Also, nehme ich ihn auch mal auseinander.

Punkt 1:
Zitatbegegne ich Menschen, die ganz genau wissen, was ein Gedicht ist und was nicht. Oder was Literatur ist und was nicht. Und Fantasy[...] so viel stehe doch bitte schön schon mal fest, Fantasy sei keine Literatur.
Ich teile den Unmut des Verfassers.

Punkt 2: Das Elke Heidenreich-Zitat darüber, was in den Belletristik-Listen zu finden ist
Als es aktuell war, hat mich das auch tierisch aufgeregt, aber nun mit einigem Abstand, muss ich zugeben, dass ich sie halbwegs verstehen kann. Wenn ich mal so tue, als würde ich sie nicht so verstehen, dass sie Fantasy allgemein blöd findet (dem widerspricht natürlich, was weiter oben im Artikel von ihr zitiert wird), sondern nur das, was zu diesem Zeitpunkt in den Bestseller-Listen zu finden war - naja, dann muss ich zugeben, dass da schon ein üble Sachen zusammenkamen. Allerdings glaube ich nicht, dass sie sich wirklich mit dem Inhalt dieser Bücher auseinandergesetzt hat, noch finde ich es sonderlich klug, einfach so unbegründet über Geschmäcker herzuziehen, wenn man sich als führende Literaturkritikerin Deutschlands sieht.

Punkt 3:
ZitatHartnäckig hält sich das Gerücht, es gäbe so etwas wie eine realistische Literatur.
Stimme im folgenden Abschnitt dem Verfasser zu, und freue mich, dass es mal jemand ausspricht, auch wenn er das ruhig etwas mehr hätte ausführen können.

Punkt 4: Das Kirchenzeug
Nichts Neues, spätestens seit der Harry Potter-Debatte (Magie ist böse vs. Das Gute sieht über das Böse) kann ich das gar nicht mehr ernst nehmen, deshalb kam es mir hier erst deplatziert vor. Die Einbindung in den Kontext finde ich aber gelungen.

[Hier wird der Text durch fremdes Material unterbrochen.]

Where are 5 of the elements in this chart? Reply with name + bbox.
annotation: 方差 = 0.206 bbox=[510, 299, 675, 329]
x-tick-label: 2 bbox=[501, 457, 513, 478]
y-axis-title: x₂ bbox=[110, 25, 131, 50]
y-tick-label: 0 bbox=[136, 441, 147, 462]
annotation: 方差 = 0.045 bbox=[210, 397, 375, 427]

Punkt 5: Verteidigung der Fantasy gegen die Reduktions-etc-Vorwürfe
Passt. Ich mag, dass der Verfasser im Folgenden den Postmoderne-Knüppel rausholt, der ist auch mein Liebling in solchen Diskussionen  ;D (kein Sarkasmus, auch wenn es vielleicht gerade so klingt)

Insofern: Oberflächlich betrachtet ein schöner Artikel, der eine Lanze für die Fantasy zu brechen scheint.
ABER: Ich muss auch Aphelion zustimmen, letztlich bestätigt der Artikel auch wieder die Vorwürfe gegen die Fantasy. Nichts davon, wie sie Bezug nimmt auf reale gesellschaftliche Probleme. Nichts davon, wie man sie als Metapher verstehen kann. Nichts von ihrer Vielfalt (wie Franziska und Zitkalasa ja schon sagen), immer nur das Rumwühlen in der High Fantasy! Das finde ich äußerst ärgerlich, da wurde eine Chance meiner Meinung nach vertan. Gewiss wird dieser Artikel keinen Kritiker zum Umdenken bringen.

Zit

Nein, natürlich muss Frau Heidenreich das jetzt nicht unbedingt lesen, weil der Herr Scheck da eine Lanze bricht (im Übrigen mag ich beide). Mir ging es ja auch nicht darum.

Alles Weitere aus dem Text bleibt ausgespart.